Num mundo em aquecimento, o urso polar tornou-se a mascote não oficial do colapso ecológico. Todos nós já vimos fotos desses majestosos predadores reduzidos a pele e ossos, agarrados a pedaços cada vez menores de gelo marinho enquanto tentam – e não conseguem – caçar. Mas num remoto arquipélago norueguês, uma história muito diferente está a desenrolar-se.
Svalbard é o lar de cerca 3.000 pessoase aproximadamente o mesmo número de ursos polares povoar a região de Svalbard e do Mar de Barents. Estima-se que 300 ursos permaneçam no arquipélago durante todo o ano. Em todo o Ártico, a diminuição do gelo marinho está a privar esta espécie do seu terreno de caça crítico, e Svalbard não é exceção. No entanto, de alguma forma, a sua população de ursos polares está a prosperar, com os ursos a ganhar peso desde 2000, apesar da rápida perda de gelo marinho.
Esta descoberta, publicada quinta-feira na revista Relatórios Científicoscompreensivelmente, foi uma grande surpresa para os autores do estudo. O autor principal Jon Aars, pesquisador sênior do Instituto Polar Norueguês, disse Irlanda ao vivo que quando se juntou ao NPI em 2003, ele esperava que os ursos fossem mais magros e que a sua população estivesse em declínio.
“Este artigo destaca como as populações de ursos polares podem ser diferentes umas das outras, usando Svalbard como exemplo durante mais de duas décadas de rápida perda de gelo marinho”, disse o co-autor Andrew Derocher, professor de ciências biológicas na Universidade de Alberta, ao grupo de defesa. Ursos Polares Internacionais.
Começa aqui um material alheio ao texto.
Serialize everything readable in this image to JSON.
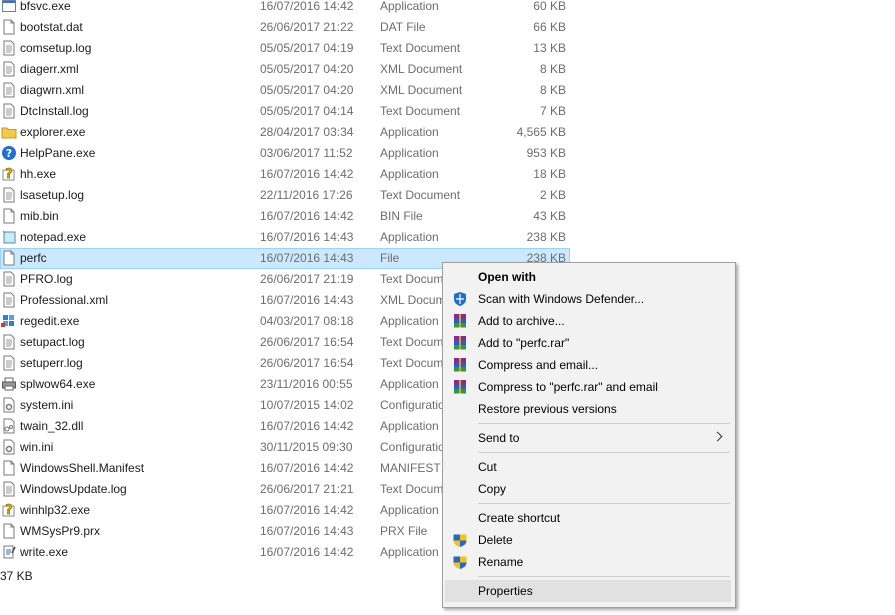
{
  "files": [
    {
      "name": "bfsvc.exe",
      "date": "16/07/2016 14:42",
      "type": "Application",
      "size": "60 KB",
      "icon": "app-icon"
    },
    {
      "name": "bootstat.dat",
      "date": "26/06/2017 21:22",
      "type": "DAT File",
      "size": "66 KB",
      "icon": "file-icon"
    },
    {
      "name": "comsetup.log",
      "date": "05/05/2017 04:19",
      "type": "Text Document",
      "size": "13 KB",
      "icon": "text-icon"
    },
    {
      "name": "diagerr.xml",
      "date": "05/05/2017 04:20",
      "type": "XML Document",
      "size": "8 KB",
      "icon": "text-icon"
    },
    {
      "name": "diagwrn.xml",
      "date": "05/05/2017 04:20",
      "type": "XML Document",
      "size": "8 KB",
      "icon": "text-icon"
    },
    {
      "name": "DtcInstall.log",
      "date": "05/05/2017 04:14",
      "type": "Text Document",
      "size": "7 KB",
      "icon": "text-icon"
    },
    {
      "name": "explorer.exe",
      "date": "28/04/2017 03:34",
      "type": "Application",
      "size": "4,565 KB",
      "icon": "folder-icon"
    },
    {
      "name": "HelpPane.exe",
      "date": "03/06/2017 11:52",
      "type": "Application",
      "size": "953 KB",
      "icon": "help-icon"
    },
    {
      "name": "hh.exe",
      "date": "16/07/2016 14:42",
      "type": "Application",
      "size": "18 KB",
      "icon": "help-question-icon"
    },
    {
      "name": "lsasetup.log",
      "date": "22/11/2016 17:26",
      "type": "Text Document",
      "size": "2 KB",
      "icon": "text-icon"
    },
    {
      "name": "mib.bin",
      "date": "16/07/2016 14:42",
      "type": "BIN File",
      "size": "43 KB",
      "icon": "file-icon"
    },
    {
      "name": "notepad.exe",
      "date": "16/07/2016 14:43",
      "type": "Application",
      "size": "238 KB",
      "icon": "notepad-icon"
    },
    {
      "name": "perfc",
      "date": "16/07/2016 14:43",
      "type": "File",
      "size": "238 KB",
      "icon": "file-icon"
    },
    {
      "name": "PFRO.log",
      "date": "26/06/2017 21:19",
      "type": "Text Docum",
      "size": "",
      "icon": "text-icon"
    },
    {
      "name": "Professional.xml",
      "date": "16/07/2016 14:43",
      "type": "XML Docum",
      "size": "",
      "icon": "text-icon"
    },
    {
      "name": "regedit.exe",
      "date": "04/03/2017 08:18",
      "type": "Application",
      "size": "",
      "icon": "regedit-icon"
    },
    {
      "name": "setupact.log",
      "date": "26/06/2017 16:54",
      "type": "Text Docum",
      "size": "",
      "icon": "text-icon"
    },
    {
      "name": "setuperr.log",
      "date": "26/06/2017 16:54",
      "type": "Text Docum",
      "size": "",
      "icon": "text-icon"
    },
    {
      "name": "splwow64.exe",
      "date": "23/11/2016 00:55",
      "type": "Application",
      "size": "",
      "icon": "printer-icon"
    },
    {
      "name": "system.ini",
      "date": "10/07/2015 14:02",
      "type": "Configuratio",
      "size": "",
      "icon": "config-icon"
    },
    {
      "name": "twain_32.dll",
      "date": "16/07/2016 14:42",
      "type": "Application",
      "size": "",
      "icon": "dll-icon"
    },
    {
      "name": "win.ini",
      "date": "30/11/2015 09:30",
      "type": "Configuratio",
      "size": "",
      "icon": "config-icon"
    },
    {
      "name": "WindowsShell.Manifest",
      "date": "16/07/2016 14:42",
      "type": "MANIFEST F",
      "size": "",
      "icon": "file-icon"
    },
    {
      "name": "WindowsUpdate.log",
      "date": "26/06/2017 21:21",
      "type": "Text Docum",
      "size": "",
      "icon": "text-icon"
    },
    {
      "name": "winhlp32.exe",
      "date": "16/07/2016 14:42",
      "type": "Application",
      "size": "",
      "icon": "help-question-icon"
    },
    {
      "name": "WMSysPr9.prx",
      "date": "16/07/2016 14:43",
      "type": "PRX File",
      "size": "",
      "icon": "file-icon"
    },
    {
      "name": "write.exe",
      "date": "16/07/2016 14:42",
      "type": "Application",
      "size": "",
      "icon": "write-icon"
    }
  ],
  "selected_file": "perfc",
  "status": {
    "size_text": "37 KB"
  },
  "context_menu": {
    "items": [
      {
        "label": "Open with",
        "bold": true,
        "icon": ""
      },
      {
        "label": "Scan with Windows Defender...",
        "icon": "windows-defender-icon"
      },
      {
        "label": "Add to archive...",
        "icon": "winrar-icon"
      },
      {
        "label": "Add to \"perfc.rar\"",
        "icon": "winrar-icon"
      },
      {
        "label": "Compress and email...",
        "icon": "winrar-icon"
      },
      {
        "label": "Compress to \"perfc.rar\" and email",
        "icon": "winrar-icon"
      },
      {
        "label": "Restore previous versions",
        "icon": ""
      },
      {
        "separator": true
      },
      {
        "label": "Send to",
        "icon": "",
        "submenu": true
      },
      {
        "separator": true
      },
      {
        "label": "Cut",
        "icon": ""
      },
      {
        "label": "Copy",
        "icon": ""
      },
      {
        "separator": true
      },
      {
        "label": "Create shortcut",
        "icon": ""
      },
      {
        "label": "Delete",
        "icon": "shield-icon"
      },
      {
        "label": "Rename",
        "icon": "shield-icon"
      },
      {
        "separator": true
      },
      {
        "label": "Properties",
        "icon": "",
        "hover": true
      }
    ]
  },
  "colors": {
    "selection": "#cce8ff",
    "menu_bg": "#f2f2f2",
    "menu_hover": "#e1e1e1",
    "secondary_text": "#6d6d6d"
  }
}
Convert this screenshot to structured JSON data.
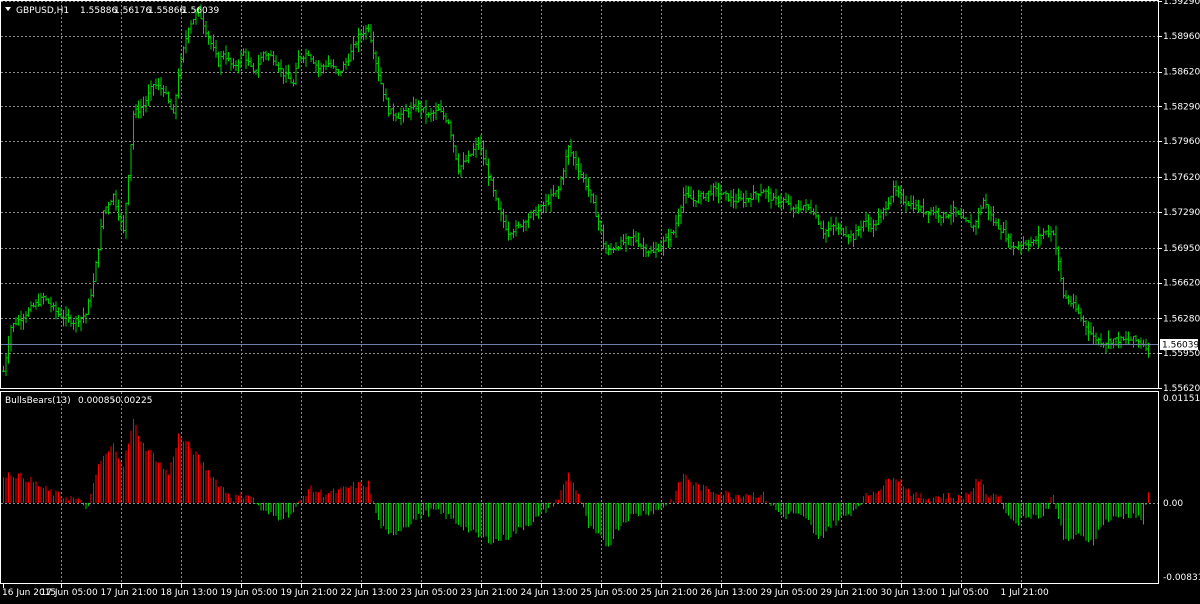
{
  "chart_data": [
    {
      "type": "ohlc",
      "title": "GBPUSD,H1",
      "ohlc_readout": [
        "1.55886",
        "1.56176",
        "1.55866",
        "1.56039"
      ],
      "current_price": 1.56039,
      "current_price_label": "1.56039",
      "ylim": [
        1.5562,
        1.5929
      ],
      "y_ticks": [
        "1.59290",
        "1.58960",
        "1.58620",
        "1.58290",
        "1.57960",
        "1.57620",
        "1.57290",
        "1.56950",
        "1.56620",
        "1.56280",
        "1.55950",
        "1.55620"
      ],
      "grid": true,
      "bar_color": "#00cc00",
      "price_line_color": "#6e7fa8",
      "anchors": [
        [
          0,
          1.5578
        ],
        [
          3,
          1.562
        ],
        [
          10,
          1.5635
        ],
        [
          16,
          1.5648
        ],
        [
          22,
          1.5632
        ],
        [
          28,
          1.5625
        ],
        [
          33,
          1.5632
        ],
        [
          36,
          1.5662
        ],
        [
          40,
          1.573
        ],
        [
          44,
          1.5745
        ],
        [
          48,
          1.571
        ],
        [
          52,
          1.5822
        ],
        [
          56,
          1.583
        ],
        [
          60,
          1.585
        ],
        [
          64,
          1.5845
        ],
        [
          68,
          1.582
        ],
        [
          70,
          1.586
        ],
        [
          74,
          1.5905
        ],
        [
          78,
          1.592
        ],
        [
          82,
          1.5895
        ],
        [
          86,
          1.587
        ],
        [
          88,
          1.588
        ],
        [
          92,
          1.5865
        ],
        [
          96,
          1.588
        ],
        [
          100,
          1.586
        ],
        [
          104,
          1.588
        ],
        [
          108,
          1.5875
        ],
        [
          112,
          1.586
        ],
        [
          116,
          1.585
        ],
        [
          118,
          1.5875
        ],
        [
          122,
          1.588
        ],
        [
          126,
          1.5865
        ],
        [
          130,
          1.587
        ],
        [
          134,
          1.586
        ],
        [
          138,
          1.5875
        ],
        [
          142,
          1.5895
        ],
        [
          146,
          1.5905
        ],
        [
          150,
          1.586
        ],
        [
          154,
          1.5825
        ],
        [
          158,
          1.582
        ],
        [
          162,
          1.5825
        ],
        [
          166,
          1.583
        ],
        [
          170,
          1.582
        ],
        [
          174,
          1.5825
        ],
        [
          178,
          1.5815
        ],
        [
          182,
          1.577
        ],
        [
          186,
          1.578
        ],
        [
          190,
          1.5795
        ],
        [
          194,
          1.5765
        ],
        [
          198,
          1.573
        ],
        [
          202,
          1.571
        ],
        [
          206,
          1.5715
        ],
        [
          210,
          1.5725
        ],
        [
          214,
          1.573
        ],
        [
          218,
          1.574
        ],
        [
          222,
          1.575
        ],
        [
          226,
          1.579
        ],
        [
          230,
          1.577
        ],
        [
          234,
          1.575
        ],
        [
          238,
          1.572
        ],
        [
          241,
          1.569
        ],
        [
          244,
          1.5695
        ],
        [
          248,
          1.57
        ],
        [
          252,
          1.5705
        ],
        [
          256,
          1.5695
        ],
        [
          260,
          1.569
        ],
        [
          264,
          1.57
        ],
        [
          268,
          1.571
        ],
        [
          272,
          1.5745
        ],
        [
          276,
          1.574
        ],
        [
          280,
          1.5745
        ],
        [
          284,
          1.575
        ],
        [
          288,
          1.5745
        ],
        [
          292,
          1.574
        ],
        [
          296,
          1.574
        ],
        [
          300,
          1.5745
        ],
        [
          304,
          1.575
        ],
        [
          308,
          1.574
        ],
        [
          312,
          1.574
        ],
        [
          316,
          1.573
        ],
        [
          320,
          1.5735
        ],
        [
          324,
          1.573
        ],
        [
          328,
          1.571
        ],
        [
          332,
          1.5715
        ],
        [
          336,
          1.571
        ],
        [
          340,
          1.5705
        ],
        [
          344,
          1.572
        ],
        [
          348,
          1.5715
        ],
        [
          352,
          1.573
        ],
        [
          356,
          1.575
        ],
        [
          360,
          1.574
        ],
        [
          364,
          1.5735
        ],
        [
          368,
          1.573
        ],
        [
          372,
          1.573
        ],
        [
          376,
          1.5725
        ],
        [
          380,
          1.573
        ],
        [
          384,
          1.572
        ],
        [
          388,
          1.5715
        ],
        [
          392,
          1.574
        ],
        [
          396,
          1.572
        ],
        [
          400,
          1.571
        ],
        [
          404,
          1.5695
        ],
        [
          408,
          1.57
        ],
        [
          412,
          1.57
        ],
        [
          416,
          1.571
        ],
        [
          420,
          1.571
        ],
        [
          424,
          1.565
        ],
        [
          428,
          1.564
        ],
        [
          432,
          1.5625
        ],
        [
          436,
          1.561
        ],
        [
          440,
          1.5605
        ],
        [
          444,
          1.5608
        ],
        [
          448,
          1.5607
        ],
        [
          452,
          1.5608
        ],
        [
          456,
          1.5604
        ],
        [
          458,
          1.56
        ]
      ]
    },
    {
      "type": "histogram",
      "indicator_name": "BullsBears(13)",
      "values_readout": [
        "0.00085",
        "-0.00225"
      ],
      "ylim": [
        -0.00831,
        0.01151
      ],
      "y_ticks": [
        "0.01151",
        "0.00",
        "-0.00831"
      ],
      "up_color": "#00cc00",
      "down_color": "#ff0000",
      "anchors": [
        [
          0,
          0.003
        ],
        [
          4,
          0.003
        ],
        [
          10,
          0.0025
        ],
        [
          16,
          0.0015
        ],
        [
          22,
          0.0008
        ],
        [
          28,
          0.0005
        ],
        [
          34,
          -0.0005
        ],
        [
          38,
          0.004
        ],
        [
          44,
          0.006
        ],
        [
          48,
          0.004
        ],
        [
          52,
          0.0085
        ],
        [
          56,
          0.006
        ],
        [
          60,
          0.005
        ],
        [
          66,
          0.003
        ],
        [
          70,
          0.007
        ],
        [
          74,
          0.006
        ],
        [
          80,
          0.004
        ],
        [
          86,
          0.002
        ],
        [
          92,
          0.0005
        ],
        [
          98,
          0.001
        ],
        [
          104,
          -0.001
        ],
        [
          110,
          -0.0015
        ],
        [
          116,
          -0.001
        ],
        [
          122,
          0.0015
        ],
        [
          128,
          0.001
        ],
        [
          134,
          0.0012
        ],
        [
          140,
          0.0018
        ],
        [
          146,
          0.002
        ],
        [
          150,
          -0.002
        ],
        [
          154,
          -0.0035
        ],
        [
          160,
          -0.0025
        ],
        [
          166,
          -0.0015
        ],
        [
          172,
          -0.0008
        ],
        [
          178,
          -0.0015
        ],
        [
          184,
          -0.0025
        ],
        [
          190,
          -0.0035
        ],
        [
          196,
          -0.004
        ],
        [
          202,
          -0.0035
        ],
        [
          208,
          -0.0025
        ],
        [
          214,
          -0.0015
        ],
        [
          218,
          -0.0005
        ],
        [
          222,
          0.0005
        ],
        [
          226,
          0.003
        ],
        [
          230,
          0.001
        ],
        [
          234,
          -0.0025
        ],
        [
          238,
          -0.0035
        ],
        [
          242,
          -0.0045
        ],
        [
          246,
          -0.0025
        ],
        [
          250,
          -0.0015
        ],
        [
          256,
          -0.001
        ],
        [
          262,
          -0.0008
        ],
        [
          268,
          0.0005
        ],
        [
          272,
          0.003
        ],
        [
          276,
          0.002
        ],
        [
          280,
          0.0015
        ],
        [
          286,
          0.0012
        ],
        [
          292,
          0.0008
        ],
        [
          298,
          0.001
        ],
        [
          304,
          0.0008
        ],
        [
          308,
          -0.0005
        ],
        [
          312,
          -0.0015
        ],
        [
          316,
          -0.001
        ],
        [
          322,
          -0.002
        ],
        [
          326,
          -0.004
        ],
        [
          330,
          -0.0025
        ],
        [
          336,
          -0.0015
        ],
        [
          340,
          -0.0008
        ],
        [
          344,
          0.0005
        ],
        [
          348,
          0.0012
        ],
        [
          352,
          0.0018
        ],
        [
          356,
          0.003
        ],
        [
          360,
          0.002
        ],
        [
          364,
          0.0008
        ],
        [
          370,
          0.0005
        ],
        [
          376,
          0.0008
        ],
        [
          382,
          0.0005
        ],
        [
          386,
          0.001
        ],
        [
          390,
          0.0025
        ],
        [
          394,
          0.0008
        ],
        [
          398,
          0.001
        ],
        [
          402,
          -0.0015
        ],
        [
          406,
          -0.002
        ],
        [
          410,
          -0.0012
        ],
        [
          416,
          -0.0015
        ],
        [
          420,
          0.001
        ],
        [
          424,
          -0.004
        ],
        [
          430,
          -0.0035
        ],
        [
          436,
          -0.004
        ],
        [
          440,
          -0.002
        ],
        [
          446,
          -0.0015
        ],
        [
          452,
          -0.0012
        ],
        [
          456,
          -0.002
        ],
        [
          458,
          0.0008
        ]
      ]
    }
  ],
  "x_axis": {
    "labels": [
      {
        "bar": 0,
        "text": "16 Jun 2015"
      },
      {
        "bar": 23,
        "text": "17 Jun 05:00"
      },
      {
        "bar": 47,
        "text": "17 Jun 21:00"
      },
      {
        "bar": 71,
        "text": "18 Jun 13:00"
      },
      {
        "bar": 95,
        "text": "19 Jun 05:00"
      },
      {
        "bar": 119,
        "text": "19 Jun 21:00"
      },
      {
        "bar": 143,
        "text": "22 Jun 13:00"
      },
      {
        "bar": 167,
        "text": "23 Jun 05:00"
      },
      {
        "bar": 191,
        "text": "23 Jun 21:00"
      },
      {
        "bar": 215,
        "text": "24 Jun 13:00"
      },
      {
        "bar": 239,
        "text": "25 Jun 05:00"
      },
      {
        "bar": 263,
        "text": "25 Jun 21:00"
      },
      {
        "bar": 287,
        "text": "26 Jun 13:00"
      },
      {
        "bar": 311,
        "text": "29 Jun 05:00"
      },
      {
        "bar": 335,
        "text": "29 Jun 21:00"
      },
      {
        "bar": 359,
        "text": "30 Jun 13:00"
      },
      {
        "bar": 383,
        "text": "1 Jul 05:00"
      },
      {
        "bar": 407,
        "text": "1 Jul 21:00"
      }
    ]
  },
  "colors": {
    "background": "#000000",
    "grid": "#8c8c8c",
    "axis_text": "#ffffff",
    "frame": "#ffffff"
  }
}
Desafiando as probabilidades
Anterior pesquisar mostrou que a temperatura média na região do Mar de Barents em torno de Svalbard aumentou até 3,6 graus Fahrenheit (2 graus Celsius) por década desde 1980. Como resultado, esta área perdeu habitat de gelo marinho a uma taxa de quatro dias por ano entre 1979 e 2014, estudos mostrar. Isso é mais do que o dobro da taxa de qualquer outra área onde existam ursos polares, de acordo com Aars e seus colegas.
Apesar disso, a população de ursos polares do Mar de Barents permaneceu praticamente estável desde que Aars conduziu um estudo censo em 2004, que estimou 2.650 indivíduos em toda a região.
Para investigar os impulsionadores desta estabilidade, a equipa de Aars analisou dados de composição corporal de 770 ursos polares adultos medidos em Svalbard entre 1992 e 2019. Os investigadores compararam então as alterações no índice de composição corporal (ICC) dos ursos – um indicador de reservas de gordura – com o número de dias sem gelo na região do Mar de Barents durante o período de 27 anos.
Eles descobriram que os ursos ganharam gordura mesmo quando o gelo marinho continuou a desaparecer, com o seu ICC médio aumentando desde 2000.
Complexidades de um Ártico em mudança
A descoberta representa um enigma ecológico, mas Aars e os seus colegas têm várias ideias sobre como os ursos polares de Svalbard conseguiram prosperar apesar da rápida perda de habitat.
Uma razão pode ser que as populações de presas terrestres dos ursos, como renas e morsas, estejam a recuperar após anos de sobre-exploração pelos seres humanos, sugerem os investigadores. Estas espécies podem estar a complementar a dieta dos ursos à medida que a caça de presas marinhas – principalmente focas aneladas – se torna menos acessível.

No entanto, também é possível que a perda de gelo marinho esteja a fazer com que as focas-aneladas se acumulem em áreas mais pequenas de gelo marinho, permitindo aos ursos caçar com mais eficiência. Dito isto, os autores prevêem que este benefício diminuirá com novas reduções no gelo marinho, à medida que aumentarão as distâncias que os ursos polares devem percorrer através dos locais de caça. Os pesquisadores já observaram esse fenômeno em outras populações.
Reunir os fatores complexos que permitiram aos ursos polares de Svalbard desafiar as probabilidades exigirá mais pesquisas, segundo os autores. Por enquanto, pelo menos, esta população é uma prova de que a vida muitas vezes encontra um caminho, mas os ursos polares no Ártico ainda enfrentam uma ameaça existencial.